(NOTI-RIO) El Gobierno Nacional, mediante el Decreto 318/2025 publicado el 12 de mayo en el Boletín Oficial, derogó el Decreto N.º 71.178/35, que regulaba desde hace casi 90 años la tipificación, empacado y fiscalización de hortalizas frescas destinadas a la exportación. Esta medida busca eliminar regulaciones consideradas obsoletas y facilitar la operatoria comercial del sector hortícola argentino .
La norma derogada imponía exigencias sobre el embalaje y la habilitación de las plantas de origen, que ya no se ajustan a las prácticas comerciales ni a las normativas sanitarias modernas. Aunque la Ley N.º 4863, que le daba sustento, fue derogada en 2018 por la Ley N.º 27.444, el decreto de 1935 seguía vigente, generando restricciones anacrónicas que afectaban la competitividad del sector hortícola y obstaculizaban el comercio exterior .
El ministro de Desregulación y Transformación del Estado, Federico Sturzenegger, explicó que el Servicio Nacional de Sanidad y Calidad Agroalimentaria (Senasa) dejará de supervisar la calidad de los productos y el proceso productivo, concentrándose exclusivamente en su rol de “policía sanitaria” para evitar infecciones, plagas y garantizar un comercio internacional fluido .
Esta decisión forma parte de una serie de reformas estructurales impulsadas por el gobierno de Javier Milei para modernizar los marcos regulatorios y reducir la burocracia estatal. Previamente, se había derogado el Decreto 312/25, que eliminaba normativas similares para el sector frutícola, y se anticipa que en los próximos meses se continuará con la desregulación de otras actividades productivas .
Desde el Ejecutivo aseguraron que esta simplificación normativa no comprometerá la sanidad de los productos, ya que la fiscalización sanitaria seguirá a cargo del Senasa. El objetivo es mantener altos estándares sanitarios sin imponer regulaciones que ya no se corresponden con las formas actuales de producción y comercialización .

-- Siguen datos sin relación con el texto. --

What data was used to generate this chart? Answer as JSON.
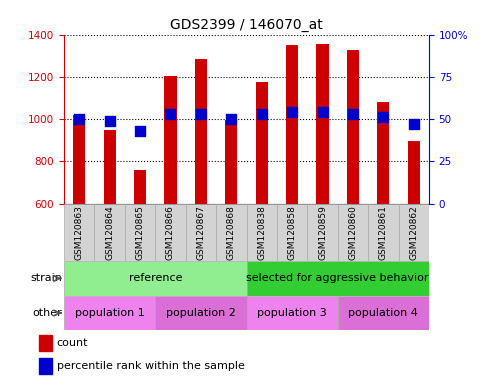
{
  "title": "GDS2399 / 146070_at",
  "samples": [
    "GSM120863",
    "GSM120864",
    "GSM120865",
    "GSM120866",
    "GSM120867",
    "GSM120868",
    "GSM120838",
    "GSM120858",
    "GSM120859",
    "GSM120860",
    "GSM120861",
    "GSM120862"
  ],
  "counts": [
    1020,
    950,
    760,
    1205,
    1285,
    995,
    1175,
    1350,
    1355,
    1325,
    1080,
    895
  ],
  "percentile_ranks": [
    50,
    49,
    43,
    53,
    53,
    50,
    53,
    54,
    54,
    53,
    51,
    47
  ],
  "count_color": "#cc0000",
  "percentile_color": "#0000cc",
  "ylim_left": [
    600,
    1400
  ],
  "ylim_right": [
    0,
    100
  ],
  "yticks_left": [
    600,
    800,
    1000,
    1200,
    1400
  ],
  "yticks_right": [
    0,
    25,
    50,
    75,
    100
  ],
  "strain_groups": [
    {
      "label": "reference",
      "start": 0,
      "end": 6,
      "color": "#90ee90"
    },
    {
      "label": "selected for aggressive behavior",
      "start": 6,
      "end": 12,
      "color": "#32cd32"
    }
  ],
  "population_groups": [
    {
      "label": "population 1",
      "start": 0,
      "end": 3,
      "color": "#ee82ee"
    },
    {
      "label": "population 2",
      "start": 3,
      "end": 6,
      "color": "#da70d6"
    },
    {
      "label": "population 3",
      "start": 6,
      "end": 9,
      "color": "#ee82ee"
    },
    {
      "label": "population 4",
      "start": 9,
      "end": 12,
      "color": "#da70d6"
    }
  ],
  "bar_width": 0.4,
  "dot_size": 55,
  "xlabel_fontsize": 6.5,
  "title_fontsize": 10,
  "tick_fontsize": 7.5,
  "label_fontsize": 8,
  "legend_fontsize": 8,
  "strain_label": "strain",
  "other_label": "other",
  "legend_count": "count",
  "legend_percentile": "percentile rank within the sample",
  "xticklabel_bg": "#d3d3d3"
}
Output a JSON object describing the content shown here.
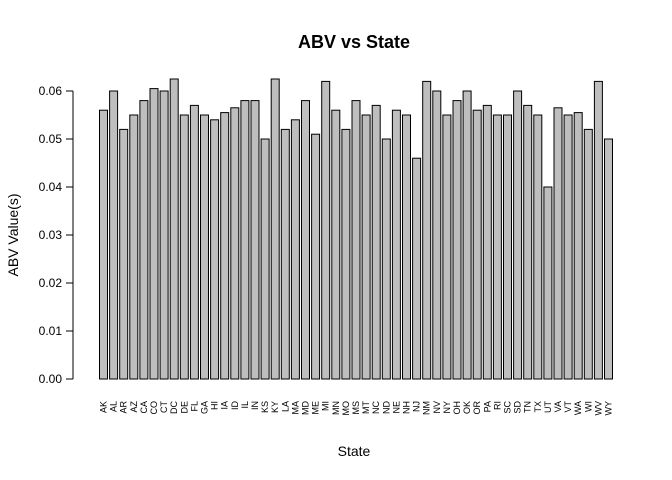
{
  "chart_data": {
    "type": "bar",
    "title": "ABV vs State",
    "xlabel": "State",
    "ylabel": "ABV Value(s)",
    "ylim": [
      0,
      0.06
    ],
    "yticks": [
      "0.00",
      "0.01",
      "0.02",
      "0.03",
      "0.04",
      "0.05",
      "0.06"
    ],
    "grid": false,
    "bar_color": "#bebebe",
    "categories": [
      "AK",
      "AL",
      "AR",
      "AZ",
      "CA",
      "CO",
      "CT",
      "DC",
      "DE",
      "FL",
      "GA",
      "HI",
      "IA",
      "ID",
      "IL",
      "IN",
      "KS",
      "KY",
      "LA",
      "MA",
      "MD",
      "ME",
      "MI",
      "MN",
      "MO",
      "MS",
      "MT",
      "NC",
      "ND",
      "NE",
      "NH",
      "NJ",
      "NM",
      "NV",
      "NY",
      "OH",
      "OK",
      "OR",
      "PA",
      "RI",
      "SC",
      "SD",
      "TN",
      "TX",
      "UT",
      "VA",
      "VT",
      "WA",
      "WI",
      "WV",
      "WY"
    ],
    "values": [
      0.056,
      0.06,
      0.052,
      0.055,
      0.058,
      0.0605,
      0.06,
      0.0625,
      0.055,
      0.057,
      0.055,
      0.054,
      0.0555,
      0.0565,
      0.058,
      0.058,
      0.05,
      0.0625,
      0.052,
      0.054,
      0.058,
      0.051,
      0.062,
      0.056,
      0.052,
      0.058,
      0.055,
      0.057,
      0.05,
      0.056,
      0.055,
      0.046,
      0.062,
      0.06,
      0.055,
      0.058,
      0.06,
      0.056,
      0.057,
      0.055,
      0.055,
      0.06,
      0.057,
      0.055,
      0.04,
      0.0565,
      0.055,
      0.0555,
      0.052,
      0.062,
      0.05
    ]
  }
}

La medida fue celebrada por representantes del sector hortícola, que ven en esta decisión una señal de alivio frente a viejas exigencias administrativas. Sin embargo, algunos expertos advierten sobre la necesidad de mantener ciertos controles de calidad para garantizar la competitividad de los productos argentinos en los mercados internacionales .
Con esta derogación, el gobierno busca alinear el comercio hortícola con las prácticas modernas y los estándares internacionales vigentes, eliminando barreras regulatorias innecesarias y promoviendo una mayor eficiencia en la operatoria del sector.